Rats, nuzzling close, they’d snatched fragments of me out of the air. In a world where everyone is a soldier, the ones underfoot don’t get noticed, but even ants fight like fiends. My rats. They worked hard, warm bodies like nests .

They couldn’t get all of me. That wasn’t possible. Maybe you pulled me out, but I was incomplete .

Or not. Grandma, someone tied strings to me. With everything coming down all around us, he’d knotted strings. To my Hood-damned rats. Oh, clever bastard, Quick. Clever, clever bastard. All there, all here, I’m all here. And then someone dug me out, carried me away. And the Short-Tails looked over every now and then, milled as if contemplating taking objection, but never did .

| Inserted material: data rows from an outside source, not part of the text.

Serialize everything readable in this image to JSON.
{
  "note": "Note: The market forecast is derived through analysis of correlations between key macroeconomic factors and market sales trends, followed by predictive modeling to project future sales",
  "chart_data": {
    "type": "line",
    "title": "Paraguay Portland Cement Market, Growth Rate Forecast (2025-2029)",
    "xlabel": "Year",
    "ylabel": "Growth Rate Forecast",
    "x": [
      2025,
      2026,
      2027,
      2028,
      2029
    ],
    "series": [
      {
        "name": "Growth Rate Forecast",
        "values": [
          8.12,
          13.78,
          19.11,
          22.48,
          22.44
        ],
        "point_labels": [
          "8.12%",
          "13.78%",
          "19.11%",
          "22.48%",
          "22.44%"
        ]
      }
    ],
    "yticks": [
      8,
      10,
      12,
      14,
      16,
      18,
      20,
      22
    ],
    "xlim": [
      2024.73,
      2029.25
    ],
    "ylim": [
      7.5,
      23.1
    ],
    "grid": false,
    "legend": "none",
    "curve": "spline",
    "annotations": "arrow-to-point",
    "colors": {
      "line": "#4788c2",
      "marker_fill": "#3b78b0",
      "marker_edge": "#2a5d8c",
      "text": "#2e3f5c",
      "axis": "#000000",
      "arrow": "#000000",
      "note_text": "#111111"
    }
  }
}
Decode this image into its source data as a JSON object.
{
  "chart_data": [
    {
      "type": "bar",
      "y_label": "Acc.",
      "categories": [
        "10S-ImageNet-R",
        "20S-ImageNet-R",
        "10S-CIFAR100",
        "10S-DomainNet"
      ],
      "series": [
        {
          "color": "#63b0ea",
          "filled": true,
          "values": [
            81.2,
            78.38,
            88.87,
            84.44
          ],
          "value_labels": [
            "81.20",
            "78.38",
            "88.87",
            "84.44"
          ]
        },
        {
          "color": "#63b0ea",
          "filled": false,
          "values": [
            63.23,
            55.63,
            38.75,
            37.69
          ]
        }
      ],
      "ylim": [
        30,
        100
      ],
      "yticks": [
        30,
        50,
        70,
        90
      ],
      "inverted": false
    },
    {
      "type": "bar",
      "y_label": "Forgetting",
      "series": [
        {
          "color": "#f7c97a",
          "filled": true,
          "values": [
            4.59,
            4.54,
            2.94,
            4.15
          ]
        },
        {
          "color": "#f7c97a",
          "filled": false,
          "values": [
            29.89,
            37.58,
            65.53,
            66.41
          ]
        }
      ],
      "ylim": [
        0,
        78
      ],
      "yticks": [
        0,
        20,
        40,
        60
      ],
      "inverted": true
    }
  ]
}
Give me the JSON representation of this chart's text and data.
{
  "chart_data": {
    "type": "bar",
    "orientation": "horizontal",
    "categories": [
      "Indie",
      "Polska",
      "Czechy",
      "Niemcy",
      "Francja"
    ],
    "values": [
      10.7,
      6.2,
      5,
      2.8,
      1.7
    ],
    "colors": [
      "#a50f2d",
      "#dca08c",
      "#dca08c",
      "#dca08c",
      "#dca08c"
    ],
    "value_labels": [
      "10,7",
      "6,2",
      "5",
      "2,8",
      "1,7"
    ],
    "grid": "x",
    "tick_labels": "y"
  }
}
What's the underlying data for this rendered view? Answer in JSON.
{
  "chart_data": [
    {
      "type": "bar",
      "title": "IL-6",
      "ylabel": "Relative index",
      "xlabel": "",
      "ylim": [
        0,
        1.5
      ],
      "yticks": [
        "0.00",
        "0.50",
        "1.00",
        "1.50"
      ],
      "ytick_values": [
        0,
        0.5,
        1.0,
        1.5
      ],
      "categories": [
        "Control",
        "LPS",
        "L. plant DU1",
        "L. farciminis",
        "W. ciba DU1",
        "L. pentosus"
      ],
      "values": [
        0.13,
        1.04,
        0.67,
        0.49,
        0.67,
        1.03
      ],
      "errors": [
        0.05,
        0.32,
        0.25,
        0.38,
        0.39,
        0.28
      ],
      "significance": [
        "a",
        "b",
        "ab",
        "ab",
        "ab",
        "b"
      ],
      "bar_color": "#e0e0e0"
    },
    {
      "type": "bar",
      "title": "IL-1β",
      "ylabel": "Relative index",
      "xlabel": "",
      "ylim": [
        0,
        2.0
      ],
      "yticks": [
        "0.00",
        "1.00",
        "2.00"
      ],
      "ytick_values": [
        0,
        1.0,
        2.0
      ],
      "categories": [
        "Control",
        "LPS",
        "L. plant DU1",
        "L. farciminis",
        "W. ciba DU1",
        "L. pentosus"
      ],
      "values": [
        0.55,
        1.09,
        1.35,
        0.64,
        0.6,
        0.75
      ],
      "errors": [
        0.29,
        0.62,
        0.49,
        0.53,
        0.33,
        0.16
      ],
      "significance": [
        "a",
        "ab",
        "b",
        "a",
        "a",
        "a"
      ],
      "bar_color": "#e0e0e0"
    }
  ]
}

He carried me away, melting as he went .

All the butchering going on. They had a way of puttering about whistling some endless song and pausing every now and then to look distracted by a thought, if not thoroughly confused by its very existence. Like that .

So he carried me away, and where was everybody?

The pieces were back together, and Bottle opened his eyes. He was lying on the ground, the sun low to the horizon, dew in the yellow grasses close to his face, smelling of the night just past. Morning. He sighed, slowly sat up, his body feeling crazed with cracks. He looked across at the man crouched near a dung fire. His touch was cold. And then he melted . ‘Captain Ruthan Gudd, sir.’

The man glanced over, nodded, resumed combing his beard with his fingers. ‘It’s a bird, I think.’

‘Sir?’

He gestured at the rounded lump of scorched meat skewered above the embers. ‘Just sort of fell out of the sky. Had feathers but they’ve burned off.’ He shook his head. ‘Had teeth too, however. Bird. Lizard. It’s an even handful of straws in each hand, as the Strike used to say.’

‘We’re alone.’

‘For now. We’ve not been gaining on them much – you start getting heavy after a while.’

‘Sir, you have been carrying me?’ Melting. Drip drip . ‘How far? How many days?’

‘Carrying you? What am I, a Toblakai? No, there’s a travois … behind you. Dragging’s easier than carrying. Somewhat. Wish I had a dog. When I was a child … well, let’s just say that wishing I had a dog has been an unfamiliar experience. But yesterday I’d have cut a god’s throat for one single dog.’